Vote regarding the League of Nations in Britain

The Peace Ballot of 1934–35 was a nationwide questionnaire in Britain of five questions attempting to discover the British public's attitude to the League of Nations and collective security. Its official title was "A National Declaration on the League of Nations and Armaments." Advocates of the League of Nations felt that a growing isolationism in Britain had to be countered by a massive demonstration that the public demanded adherence to the principles of the League. Recent failures to achieve disarmament had undermined the credibility of the League, and there were fears the National government might step back from its official stance of supporting the League.

The Ballot was run by the "National Declaration committee" set up by the League of Nations Union and spearheaded by the LNU's president, Lord Cecil of Chelwood. It was not sponsored by the government and was only an unofficial expression of opinion of about half the electorate. The main opposition came from Lord Beaverbrook, whose Daily Express newspaper repeatedly ridiculed the ballot; however most major newspapers were supportive.

According to Dame Adelaide Livingstone who wrote the official history of the ballot, the first objective of the Peace Ballot from the outset, even before the questions had been posed, was to prove that the British public supported a policy of the League of Nations as the central determining factor of British foreign policy. Starting in 1933 plans for polls were discussed and local polls were taken in 1934 to test the questions and the canvassing process, for nothing remotely on the same scale had ever been attempted in Britain.

Half-a-million supporters went door-to-door starting in late 1934, asking all those registered to vote in parliamentary elections. From February 1935 onwards through to May there was a rapid rise in the numbers of people voting in the Ballot. The poll was completed in June 1935 and the final results were announced on 27 June 1935, at a huge rally at the Royal Albert Hall in London. The Archbishop of Canterbury took the Chair and Lord Cecil announced the results. The total number who voted was 11.6 million, 38% of the adult population and over half the 21 million who voted in the general election five months later.

==Endorsement==
The Peace Ballot's official endorsers covered a wide range. They included the Labour Party, the Liberal Party, the Archbishop of Canterbury, the Archbishop of York (and more than fifty bishops), the Moderator of the General Assembly of the Church of Scotland, the Roman Catholic Archbishop of Liverpool, the President of the National Council of Evangelical Free Churches, the General Secretary of the Baptist Union, the Moderator of the English Presbyterian Church, the Chief Rabbi, and numerous celebrated intellectuals and professionals. The Conservative Party decided not to participate, but it did not urge its members to abstain, and at the local level Conservatives helped in the canvass of voters.

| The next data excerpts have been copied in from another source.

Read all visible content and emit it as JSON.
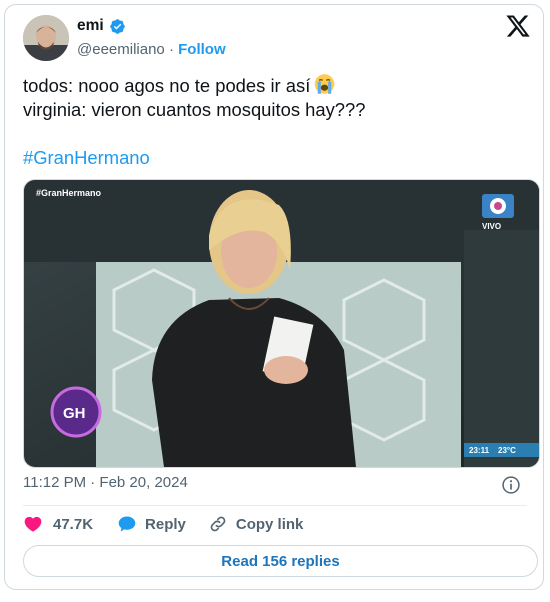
{
  "author": {
    "name": "emi",
    "handle": "@eeemiliano",
    "separator": "·",
    "follow_label": "Follow"
  },
  "tweet": {
    "line1": "todos: nooo agos no te podes ir así",
    "line2": "virginia: vieron cuantos mosquitos hay???",
    "emoji": "loudly-crying-face",
    "hashtag": "#GranHermano"
  },
  "media": {
    "watermark": "#GranHermano",
    "live_label": "VIVO",
    "logo_text": "GH",
    "clock": "23:11",
    "temperature": "23°C"
  },
  "timestamp": "11:12 PM · Feb 20, 2024",
  "actions": {
    "likes": "47.7K",
    "reply_label": "Reply",
    "copy_label": "Copy link"
  },
  "read_replies_label": "Read 156 replies",
  "colors": {
    "accent": "#1d9bf0",
    "like": "#f91880",
    "secondary_text": "#536471"
  }
}
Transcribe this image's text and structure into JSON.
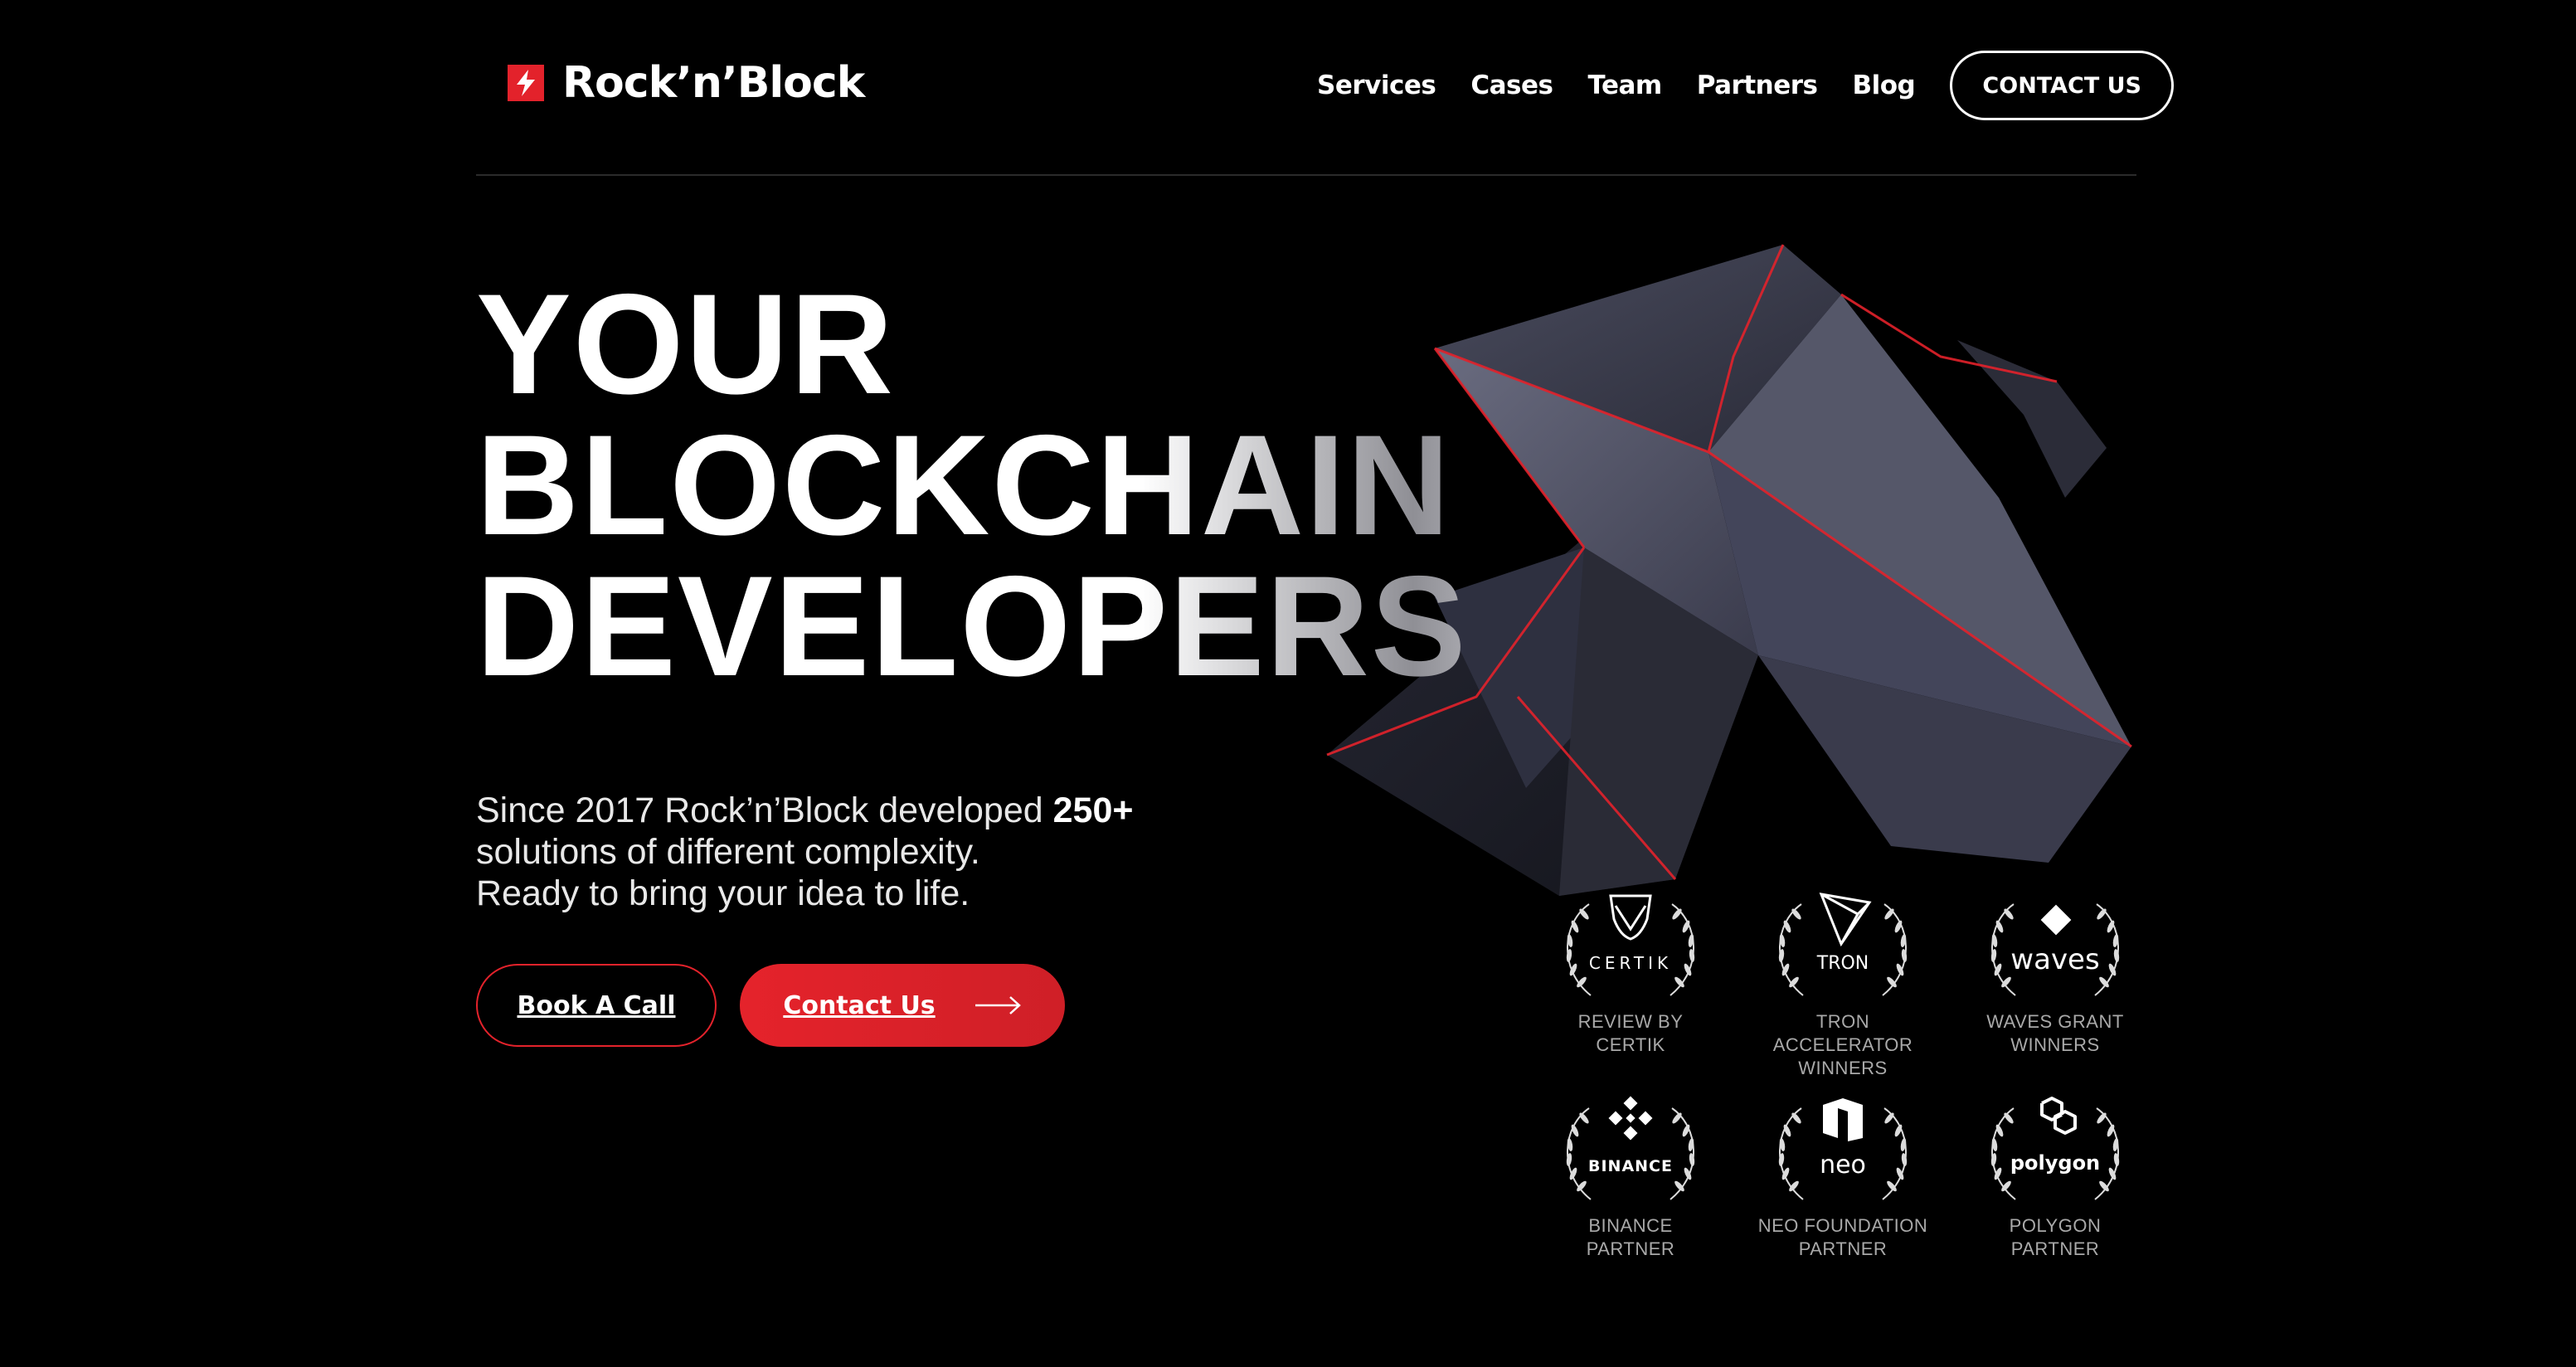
{
  "brand": {
    "name": "Rock’n’Block"
  },
  "nav": {
    "items": [
      "Services",
      "Cases",
      "Team",
      "Partners",
      "Blog"
    ],
    "contact_label": "CONTACT US"
  },
  "hero": {
    "title_lines": [
      "YOUR",
      "BLOCKCHAIN",
      "DEVELOPERS"
    ],
    "subtitle_line1_prefix": "Since 2017 Rock’n’Block developed",
    "subtitle_line1_bold": "250+",
    "subtitle_line2": "solutions of different complexity.",
    "subtitle_line3": "Ready to bring your idea to life.",
    "book_label": "Book A Call",
    "contact_label": "Contact Us"
  },
  "awards": [
    {
      "logo_text": "CERTIK",
      "caption_line1": "REVIEW BY",
      "caption_line2": "CERTIK",
      "icon": "certik-shield-icon"
    },
    {
      "logo_text": "TRON",
      "caption_line1": "TRON ACCELERATOR",
      "caption_line2": "WINNERS",
      "icon": "tron-logo-icon"
    },
    {
      "logo_text": "waves",
      "caption_line1": "WAVES GRANT",
      "caption_line2": "WINNERS",
      "icon": "waves-diamond-icon"
    },
    {
      "logo_text": "BINANCE",
      "caption_line1": "BINANCE",
      "caption_line2": "PARTNER",
      "icon": "binance-logo-icon"
    },
    {
      "logo_text": "neo",
      "caption_line1": "NEO FOUNDATION",
      "caption_line2": "PARTNER",
      "icon": "neo-logo-icon"
    },
    {
      "logo_text": "polygon",
      "caption_line1": "POLYGON",
      "caption_line2": "PARTNER",
      "icon": "polygon-logo-icon"
    }
  ],
  "colors": {
    "accent": "#e3222b",
    "background": "#000000",
    "text": "#ffffff",
    "muted": "#a9a9a9"
  }
}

Yellow leaflets explaining the ballot told voters:
In this Ballot you are asked to vote only for peace or war - whether you approve of the League of Nations or not, whether you are in favour of international disarmament or not. And by voting for the League of Nations you are helping not only your country, but the other countries of the World to maintain Peace and abolish war with all its horrors."

==Results==
The first question of the Ballot was: Should Great Britain remain a Member of the League of Nations?.
- YES: 11,090,387
- NO: 355,883.

The second question was: Are you in favour of all-round reduction of armaments by international agreement?.
- YES: 10,470,489.
- NO: 862,775.

The third question was: Are you in favour of an all-round abolition of national military and naval aircraft by international agreement?.

- YES: 9,533,558.
- NO: 1,689,786.

The fourth question was: Should the manufacture and sale of armaments for private profit be prohibited by international agreement?.

- YES: 10,417,329.
- NO: 775,415.

The fifth and last question was: Do you consider that, if a nation insists on attacking another, the other nations should combine to compel it to stop—

(a) by economic and non-military measures:

- YES: 10,027,608.
- NO: 635,074.

(b) if necessary, military measures:

- YES: 6,784,368.
- NO: 2,351,981.

==Interpretation==
Britons, said Lord Cecil, had shown "overwhelming approval" of the collective system. Winston Churchill in 1948 said it meant Britons were "willing, and indeed resolved, to go to war in a righteous cause," provided that all action was taken under the auspices of the League. Philip Noel-Baker later wrote it showed Britain "was prepared to stop Mussolini by armed force if that should be required."

The Conservative government did pay attention, and decided to use the League more in its foreign policy, especially in the crisis over Italy's invasion of Ethiopia.

Baldwin (1955) argues that his father Stanley Baldwin planned a rearmament programme as early as 1934, but had to do so quietly to avoid antagonizing the pacifistic public revealed by the Peace Ballot and endorsed by both the Labour and the Liberal oppositions. His thorough presentation of the case for rearmament in 1935, the son argues, defeated pacificism and secured a victory that allowed rearmament to move ahead.

Taylor argues that with international disarmament a dead letter, only question five-B mattered. The Peace Ballot had become a ringing endorsement of collective security by all means short of war, along with a hesitant support for war.